Monday 4 February 2008

Lords fail to oppose unethical embryo bill

The House of Lords this evening approved the Human Fertilisation and Embryology bill on third reading without any substantial restraining amendments. The Lords failed to divide on the Bill.

An attempt by Baroness Williams of Crosby to ensure that embryos could only be used for research when no alternative exists was rejected. Pro-embryo research peers said it was over-restrictive and impracticable.

The clause would have required researchers to produce evidence that the research couldn’t be done without using human embryos, and that the project was likely to produce an outcome. This was opposed by the government as well as peers involved in embryo research, and the House voted by 197 to 41 against the amendment. Following this defeat, critics of the bill failed to divide the House over the bill as a whole, allowing it an unopposed third reading.

During the debate, Lord Jenkin of Roding, a former health minister pointed to the lack of any moral framework behind the proposals – though not opposed to embryo research in principle himself. He said it was a “not to the credit of the House [of Lords]” that the Bill, now at its final stage in the Lords, still lacked any underlying ethical principle.

The Bishop of Chester urged that scientists should have more respect for dead people than to use their cells to create cloned human embryos or hybrid embryos for research, but the government assured the House of Lords that this would be permitted in the bill before it became law. Lord Jenkin rightly identified the total absence of a moral foundation for the bill. The Warnock report in 1984 accorded the human embryo a vague ‘special status’, and the 1990 embryology law paid lip-service to this principle. The current government rides roughshod over any such pretence of ethical sensitivity. The idea that anyone who has previously given general permission for the use of their tissue in research may now be cloned is shocking. This also applies to children who have died, and whose cells may have been cultured and developed into cell lines for legitimate research.

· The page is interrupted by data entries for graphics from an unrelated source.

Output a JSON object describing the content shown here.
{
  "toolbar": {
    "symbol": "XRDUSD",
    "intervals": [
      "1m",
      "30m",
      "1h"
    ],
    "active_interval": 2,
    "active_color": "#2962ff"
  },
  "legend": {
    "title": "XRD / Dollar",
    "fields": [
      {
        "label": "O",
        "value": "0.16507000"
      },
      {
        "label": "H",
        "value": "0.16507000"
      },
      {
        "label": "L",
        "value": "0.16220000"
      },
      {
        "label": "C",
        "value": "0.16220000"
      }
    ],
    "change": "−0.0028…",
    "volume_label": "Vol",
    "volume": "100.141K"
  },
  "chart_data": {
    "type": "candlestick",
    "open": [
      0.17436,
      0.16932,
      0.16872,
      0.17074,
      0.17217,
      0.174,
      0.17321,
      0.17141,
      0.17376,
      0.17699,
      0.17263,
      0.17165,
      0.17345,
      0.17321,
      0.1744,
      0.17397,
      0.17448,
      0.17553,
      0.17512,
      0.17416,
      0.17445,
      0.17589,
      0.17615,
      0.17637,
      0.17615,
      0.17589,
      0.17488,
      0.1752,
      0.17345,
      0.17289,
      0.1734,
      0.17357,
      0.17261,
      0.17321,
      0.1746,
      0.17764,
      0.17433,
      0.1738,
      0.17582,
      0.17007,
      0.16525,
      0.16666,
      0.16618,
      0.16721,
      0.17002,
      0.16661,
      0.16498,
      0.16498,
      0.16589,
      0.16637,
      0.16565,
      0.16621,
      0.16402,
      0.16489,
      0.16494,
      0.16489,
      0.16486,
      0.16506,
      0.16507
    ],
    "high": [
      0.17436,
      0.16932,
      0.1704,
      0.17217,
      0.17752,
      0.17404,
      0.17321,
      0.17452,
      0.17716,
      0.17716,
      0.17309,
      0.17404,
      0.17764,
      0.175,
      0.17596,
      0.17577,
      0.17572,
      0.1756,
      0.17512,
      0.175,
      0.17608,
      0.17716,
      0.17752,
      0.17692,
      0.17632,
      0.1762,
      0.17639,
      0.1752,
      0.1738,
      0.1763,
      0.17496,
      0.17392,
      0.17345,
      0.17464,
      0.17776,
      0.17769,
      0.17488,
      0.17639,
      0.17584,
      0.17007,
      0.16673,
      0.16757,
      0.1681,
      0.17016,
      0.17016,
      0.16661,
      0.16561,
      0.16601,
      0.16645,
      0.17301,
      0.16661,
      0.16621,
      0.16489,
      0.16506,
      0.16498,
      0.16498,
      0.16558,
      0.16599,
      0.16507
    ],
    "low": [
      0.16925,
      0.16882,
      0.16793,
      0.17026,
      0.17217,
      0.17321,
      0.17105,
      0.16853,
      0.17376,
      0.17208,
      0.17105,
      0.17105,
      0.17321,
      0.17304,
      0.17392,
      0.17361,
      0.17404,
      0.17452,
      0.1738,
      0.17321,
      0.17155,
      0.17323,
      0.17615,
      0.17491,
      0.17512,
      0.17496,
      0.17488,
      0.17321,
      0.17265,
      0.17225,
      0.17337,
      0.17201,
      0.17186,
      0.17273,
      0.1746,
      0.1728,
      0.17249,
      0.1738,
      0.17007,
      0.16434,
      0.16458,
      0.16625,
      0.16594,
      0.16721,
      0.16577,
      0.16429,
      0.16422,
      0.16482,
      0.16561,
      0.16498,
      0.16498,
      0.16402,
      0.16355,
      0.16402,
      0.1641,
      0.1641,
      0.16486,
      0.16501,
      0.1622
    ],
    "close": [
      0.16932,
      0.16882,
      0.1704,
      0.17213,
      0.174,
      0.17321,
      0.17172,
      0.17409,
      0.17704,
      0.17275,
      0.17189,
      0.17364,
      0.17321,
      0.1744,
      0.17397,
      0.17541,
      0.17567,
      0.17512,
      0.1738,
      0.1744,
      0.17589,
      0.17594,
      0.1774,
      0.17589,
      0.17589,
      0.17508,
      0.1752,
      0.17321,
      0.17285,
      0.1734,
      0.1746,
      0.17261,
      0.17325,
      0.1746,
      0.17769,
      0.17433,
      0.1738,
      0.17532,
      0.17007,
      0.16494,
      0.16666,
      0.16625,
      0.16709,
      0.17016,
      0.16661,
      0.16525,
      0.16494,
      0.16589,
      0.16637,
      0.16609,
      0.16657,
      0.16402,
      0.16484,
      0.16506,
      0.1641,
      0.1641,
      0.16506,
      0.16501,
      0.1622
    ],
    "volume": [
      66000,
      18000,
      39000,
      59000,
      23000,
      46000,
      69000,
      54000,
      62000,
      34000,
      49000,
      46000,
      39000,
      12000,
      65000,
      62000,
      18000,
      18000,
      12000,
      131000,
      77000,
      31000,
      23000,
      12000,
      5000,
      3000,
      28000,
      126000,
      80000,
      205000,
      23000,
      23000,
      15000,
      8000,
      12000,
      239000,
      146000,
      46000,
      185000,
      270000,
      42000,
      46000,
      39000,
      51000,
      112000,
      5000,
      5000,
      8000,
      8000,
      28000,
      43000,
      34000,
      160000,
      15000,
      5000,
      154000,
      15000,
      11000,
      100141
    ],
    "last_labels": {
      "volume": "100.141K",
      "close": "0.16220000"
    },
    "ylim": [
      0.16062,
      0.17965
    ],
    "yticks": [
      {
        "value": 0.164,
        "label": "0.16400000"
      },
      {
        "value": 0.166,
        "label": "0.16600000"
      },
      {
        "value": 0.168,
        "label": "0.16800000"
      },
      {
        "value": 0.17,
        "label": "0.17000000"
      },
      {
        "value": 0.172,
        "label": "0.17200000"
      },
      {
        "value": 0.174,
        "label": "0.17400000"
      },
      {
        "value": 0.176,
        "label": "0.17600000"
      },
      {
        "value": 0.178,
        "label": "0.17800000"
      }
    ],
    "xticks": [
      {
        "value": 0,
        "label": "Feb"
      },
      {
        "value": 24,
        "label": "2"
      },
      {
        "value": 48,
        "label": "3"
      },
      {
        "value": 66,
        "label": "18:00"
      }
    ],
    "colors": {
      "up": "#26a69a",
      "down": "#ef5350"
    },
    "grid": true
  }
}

Lord Walton, in arguing for the creation of cloned embryos in such situations, said that it would only apply where there was “no indication that the donor had any objection”. Lord Walton’s assurance was absurd and misleading. Those who donated tissue 20 or 30 years ago would not have had any way of knowing that Lord Walton and his colleagues would be putting forward such obscene proposals now – and therefore no opportunity to express an objection. He will do grave damage to the reputation of doctors and researchers, and the government may seriously harm critical services like the blood donor service if they do what they promise and incorporate this in the bill. Many patients and donors will not want to give any of their genetic material to UK institutions if this becomes law.